実物盆栽に分類されている通り、小品の盆栽でも手をかけてあげれば庭木のような立派な実をつけます。
実をつける前段階の花も美しく、また幹肌がきれいなのも花梨の特徴で、実をつけなくても楽しめるかと思います。
春の新芽、花、実、幹、そして紅葉と、1年を通して楽しめるのが花梨の特徴です。

そして、カリンといえば瓜っぽい実をつける樹、という印象がありますね。
ここで言う実を食べるカリンは、じつはバラ科のカリン。
漢字だと「榠?」。
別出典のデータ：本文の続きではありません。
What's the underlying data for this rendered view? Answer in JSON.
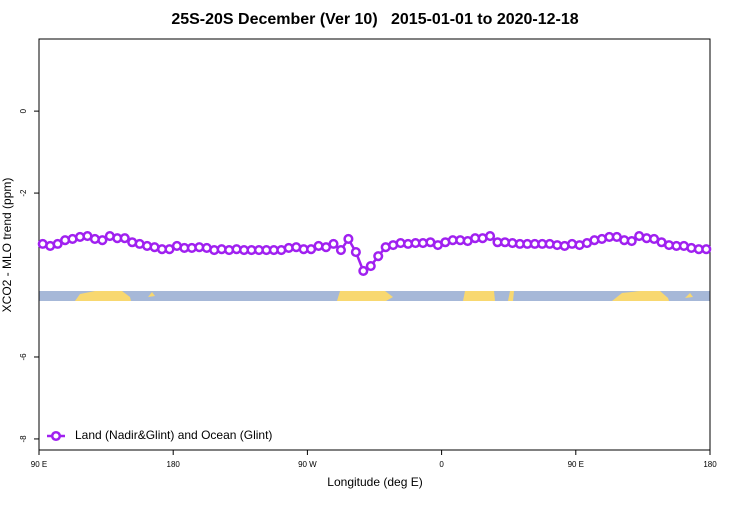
{
  "chart_data": {
    "type": "line",
    "title": "25S-20S December (Ver 10)   2015-01-01 to 2020-12-18",
    "x_label": "Longitude (deg E)",
    "y_label": "XCO2 - MLO trend (ppm)",
    "x": [
      92.5,
      97.5,
      102.5,
      107.5,
      112.5,
      117.5,
      122.5,
      127.5,
      132.5,
      137.5,
      142.5,
      147.5,
      152.5,
      157.5,
      162.5,
      167.5,
      172.5,
      177.5,
      182.5,
      187.5,
      192.5,
      197.5,
      202.5,
      207.5,
      212.5,
      217.5,
      222.5,
      227.5,
      232.5,
      237.5,
      242.5,
      247.5,
      252.5,
      257.5,
      262.5,
      267.5,
      272.5,
      277.5,
      282.5,
      287.5,
      292.5,
      297.5,
      302.5,
      307.5,
      312.5,
      317.5,
      322.5,
      327.5,
      332.5,
      337.5,
      342.5,
      347.5,
      352.5,
      357.5,
      362.5,
      367.5,
      372.5,
      377.5,
      382.5,
      387.5,
      392.5,
      397.5,
      402.5,
      407.5,
      412.5,
      417.5,
      422.5,
      427.5,
      432.5,
      437.5,
      442.5,
      447.5,
      452.5,
      457.5,
      462.5,
      467.5,
      472.5,
      477.5,
      482.5,
      487.5,
      492.5,
      497.5,
      502.5,
      507.5,
      512.5,
      517.5,
      522.5,
      527.5,
      532.5,
      537.5
    ],
    "series": [
      {
        "name": "Land (Nadir&Glint) and Ocean (Glint)",
        "color": "#a020f0",
        "values": [
          -3.24,
          -3.29,
          -3.24,
          -3.15,
          -3.12,
          -3.07,
          -3.05,
          -3.12,
          -3.15,
          -3.05,
          -3.1,
          -3.1,
          -3.2,
          -3.24,
          -3.29,
          -3.32,
          -3.37,
          -3.37,
          -3.29,
          -3.34,
          -3.34,
          -3.32,
          -3.34,
          -3.39,
          -3.37,
          -3.39,
          -3.37,
          -3.39,
          -3.39,
          -3.39,
          -3.39,
          -3.39,
          -3.39,
          -3.34,
          -3.32,
          -3.37,
          -3.37,
          -3.29,
          -3.32,
          -3.24,
          -3.39,
          -3.12,
          -3.44,
          -3.9,
          -3.78,
          -3.54,
          -3.32,
          -3.27,
          -3.22,
          -3.24,
          -3.22,
          -3.22,
          -3.2,
          -3.27,
          -3.2,
          -3.15,
          -3.15,
          -3.17,
          -3.1,
          -3.1,
          -3.05,
          -3.2,
          -3.2,
          -3.22,
          -3.24,
          -3.24,
          -3.24,
          -3.24,
          -3.24,
          -3.27,
          -3.29,
          -3.24,
          -3.27,
          -3.22,
          -3.15,
          -3.12,
          -3.07,
          -3.07,
          -3.15,
          -3.17,
          -3.05,
          -3.1,
          -3.12,
          -3.2,
          -3.27,
          -3.29,
          -3.29,
          -3.34,
          -3.37,
          -3.37
        ]
      }
    ],
    "xlim": [
      90,
      540
    ],
    "xticks": [
      {
        "value": 90,
        "label": "90 E"
      },
      180,
      {
        "value": 270,
        "label": "90 W"
      },
      {
        "value": 360,
        "label": "0"
      },
      {
        "value": 450,
        "label": "90 E"
      },
      {
        "value": 540,
        "label": "180"
      }
    ],
    "ylim": [
      -8.27,
      1.76
    ],
    "yticks": [
      -8,
      -6,
      -2,
      0
    ],
    "legend": "bottomleft"
  }
}
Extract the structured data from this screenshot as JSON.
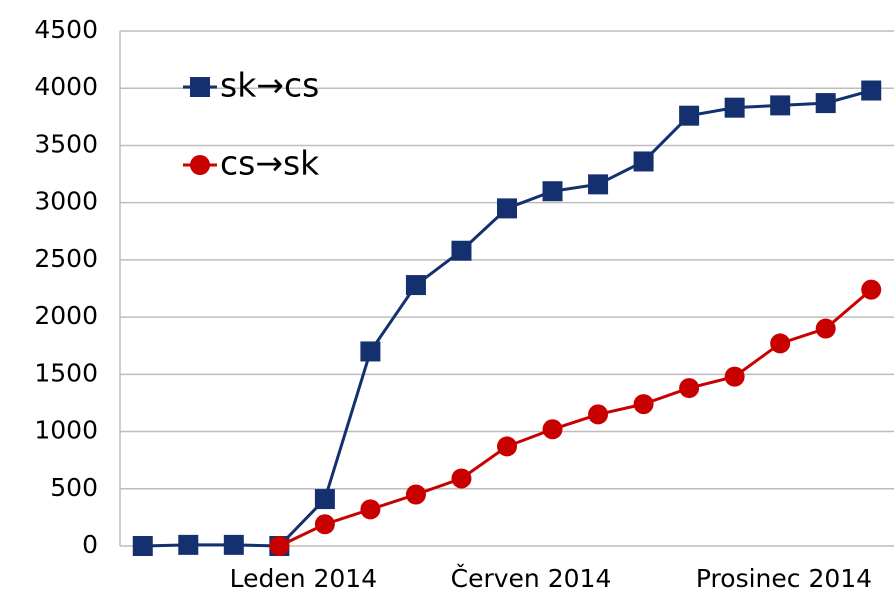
{
  "chart_data": {
    "type": "line",
    "categories": [
      null,
      null,
      null,
      "Leden 2014",
      null,
      null,
      null,
      null,
      "Červen 2014",
      null,
      null,
      null,
      null,
      null,
      "Prosinec 2014",
      null,
      null
    ],
    "series": [
      {
        "name": "sk→cs",
        "color": "#14306e",
        "marker": "square",
        "values": [
          0,
          10,
          10,
          0,
          410,
          1700,
          2280,
          2580,
          2950,
          3100,
          3160,
          3360,
          3760,
          3830,
          3850,
          3870,
          3980
        ]
      },
      {
        "name": "cs→sk",
        "color": "#c80000",
        "marker": "circle",
        "values": [
          null,
          null,
          null,
          0,
          190,
          320,
          450,
          590,
          870,
          1020,
          1150,
          1240,
          1380,
          1480,
          1770,
          1900,
          2240
        ]
      }
    ],
    "ylim": [
      0,
      4500
    ],
    "yticks": [
      0,
      500,
      1000,
      1500,
      2000,
      2500,
      3000,
      3500,
      4000,
      4500
    ],
    "grid": true,
    "legend": "top-left"
  }
}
なにやら難しい字を使うほうです。
漢字で「花梨」と書くのはマメ科のカリンで、唐木として扱われるインドシタン(インドカリン)を指すようです。
もう一つ、マルメロの実もカリンという名で流通していることがありますし、生薬名「和木瓜(わもっか)」はカリンの果実なんですが、単に木瓜として流通していることもあり、「木瓜(ぼけ)」とも違ったりします。
ちょっとややこしいですね。

正確に分類するなら、「榠?」と「木瓜(ぼけ)」は同じボケ属、「マルメロ」はマルメロ属ですが同じバラ科、唐木のカリンはマメ科シタン属でまったく別の植物、ということになります。
当サイトでは、そこまでこだわらず分かりやすいようにバラ科ボケ属の樹を「花梨」として扱っています。

花梨(かりん)の盆栽の作り方

花梨(かりん)の剪定

適期は12月〜2月の落葉期。
枝の基部に近い部分に花芽ができるので、長い枝は先のほうを落としても大丈夫です。
実をつける時には、花芽を残すことと一緒に樹の体力のことも考えて、残す枝を作ったほうがいいでしょう。
樹勢が弱いと実をつけなくなることもあるそうです。
同じところからいくつかの実がなりそうなときには一つを残して摘果しましょう。

花梨(かりん)の植え替え

根が詰まる前に植え替えを行います。
落葉期にするのですが、なるべく早めにしたほうが翌年の生育がいいようです。
遅くても3月までにはしたいですね。

花梨(かりん)の潅水(水遣り)

土の表面が乾いたらたっぷりと水をあげます。
水分が不足すると実が大きくならないので、注意しましょう。

花梨(かりん)の施肥

2月頃と9月頃に有機質の肥料を施します。
花が終わった後にお礼肥をあげてもいいですね。
枝を充実させるために、窒素分よりもリンとカリが豊富な肥料を選びましょう。

花梨(かりん)の増やし方

実生で簡単に増やせます。
ただ、種から始めると実がなるまでに7〜8年ほどかかってしまうので、早く実をつけたいために接ぎ木をすることが多いようです。
盆栽として樹姿を整えたいのなら、実生で小さいうちに曲をつけるのがいいのかもしれませんね。